Human-centered design hasn’t yet taken off in the world of insurance, but Christopher Lowell, who heads up an innovation lab at The Hartford, sees the approach as the cornerstone of both the lab and the future insurance innovation landscape.
“A mixture of forces, [including] regulation and contract-based language that we use, has led the industry down a path of being much more product-focused—incrementally improving our products rather than getting deep into what the customer’s needs actually are,” he told Celent’s Mike Fitzgerald, during a recent conversation. Fitzgerald, who has been studying insurance innovation for years, admitted that the idea of applying a human-centered design approach still sounds theoretical in an industry where it’s underutilized, prompting the explanation from Lowell, head of the Small Business Innovation Lab at The Hartford.
Lowell went on to contrast the more typical types of innovation being pursued in the industry with the possibilities that lie ahead.
“With incremental improvements, you can make your current products better. But with human-centered design, you can actually inspire new products that have never seen the light of day before.”
Responding to Fitzgerald, Lowell noted that “there are [insurance] organizations that focus substantially more on incremental improvement and do a great job at it, but it doesn’t necessarily inspire new products and ideas.”
“This lab focuses on the future of new business and operating models of products and services,” he said.
Lowell said it can be difficult for organizations to absorb human-centered design. It is a way of thinking that’s unique and different, he said. In addition, “for all of its speed in terms of putting something in market, it takes its time and is relatively slow [in the process of] sitting down and spending quality time with customers.”
“You might spend an hour-and-a-half just standing in a small business owner’s store observing. And to be perfectly honest, that’s a difficult ask—to ask a senior executive to come along the journey with you and just say, ‘Stand here for a while and watch.'”
“You need to find the right leaders, who have a visionary view of what they want their business to become,” he said, also recommending that innovation leaders need to do a little bit of vetting before presenting human-centered design experiences to senior leaders—so that “one poor experience doesn’t have them concerned over the entire concept.”
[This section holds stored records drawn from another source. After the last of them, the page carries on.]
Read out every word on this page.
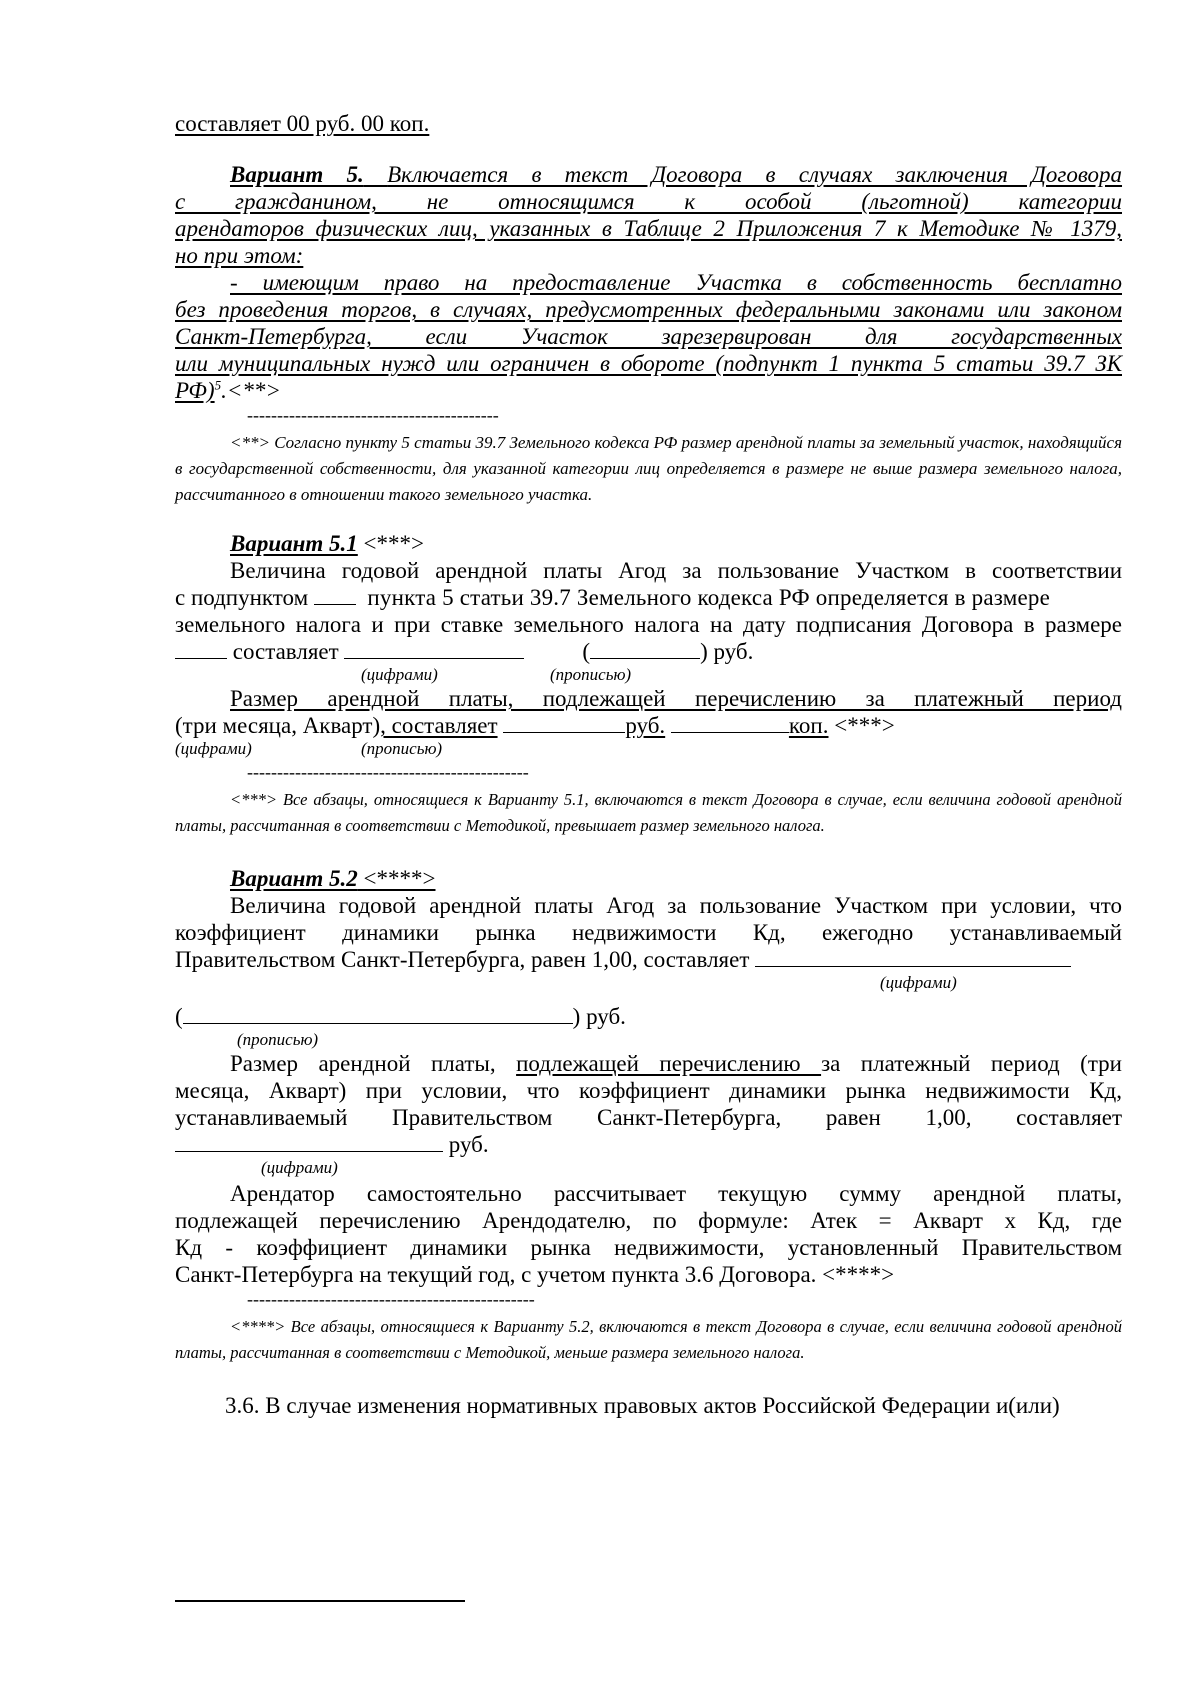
составляет 00 руб. 00 коп.

Вариант 5. Включается в текст Договора в случаях заключения Договора

с гражданином, не относящимся к особой (льготной) категории

арендаторов физических лиц, указанных в Таблице 2 Приложения 7 к Методике № 1379,

но при этом:

- имеющим право на предоставление Участка в собственность бесплатно

без проведения торгов, в случаях, предусмотренных федеральными законами или законом

Санкт-Петербурга, если Участок зарезервирован для государственных

или муниципальных нужд или ограничен в обороте (подпункт 1 пункта 5 статьи 39.7 ЗК

РФ)$^5$.<**>

------------------------------------------

<**> Согласно пункту 5 статьи 39.7 Земельного кодекса РФ размер арендной платы за земельный участок, находящийся в государственной собственности, для указанной категории лиц определяется в размере не выше размера земельного налога, рассчитанного в отношении такого земельного участка.

Вариант 5.1 <***>

Величина годовой арендной платы Агод за пользование Участком в соответствии

с подпунктом	пункта 5 статьи 39.7 Земельного кодекса РФ определяется в размере

земельного налога и при ставке земельного налога на дату подписания Договора в размере

составляет	(	) руб.

(цифрами)	(прописью)

Размер арендной платы, подлежащей перечислению за платежный период

(три месяца, Акварт), составляет	руб.	коп. <***>

(цифрами)	(прописью)

-----------------------------------------------

<***> Все абзацы, относящиеся к Варианту 5.1, включаются в текст Договора в случае, если величина годовой арендной платы, рассчитанная в соответствии с Методикой, превышает размер земельного налога.

Вариант 5.2 <****>

Величина годовой арендной платы Агод за пользование Участком при условии, что

коэффициент динамики рынка недвижимости Кд, ежегодно устанавливаемый

Правительством Санкт-Петербурга, равен 1,00, составляет

(цифрами)

(	) руб.

(прописью)

Размер арендной платы, подлежащей перечислению за платежный период (три

месяца, Акварт) при условии, что коэффициент динамики рынка недвижимости Кд,

устанавливаемый Правительством Санкт-Петербурга, равен 1,00, составляет

руб.

(цифрами)

Арендатор самостоятельно рассчитывает текущую сумму арендной платы,

подлежащей перечислению Арендодателю, по формуле: Атек = Акварт х Кд, где

Кд - коэффициент динамики рынка недвижимости, установленный Правительством

Санкт-Петербурга на текущий год, с учетом пункта 3.6 Договора. <****>

------------------------------------------------

<****> Все абзацы, относящиеся к Варианту 5.2, включаются в текст Договора в случае, если величина годовой арендной платы, рассчитанная в соответствии с Методикой, меньше размера земельного налога.

3.6. В случае изменения нормативных правовых актов Российской Федерации и(или)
Tangible examples of the approach at work in the insurance and risk management space are still lacking, Lowell noted when Fitzgerald asked for something to move him past a theoretical understanding of the concept. “The examples that we hope to bring, and the reason they will be tangible, is because they’ll be so narrowly focused on one particular niche,” he said.
He continued: “Success at the Small Business Innovation Lab at The Hartford in 2019 would show that we can create a product that is fantastic and delightful for a really small set of customers. And then we’ll realize that once we do that, we have the daunting task of having to do that again 50,000 more times to actually cover the entire small business owner landscape in the U.S. But at least we will have proven that that’s the way to go.”
“Those tangible results—actual pain points that small business owners in their honest moments tell people who are truly listening during an empathy interview or that we observe while standing in their shops—those are real. That’s what in my mind it means to be tangible,” he said.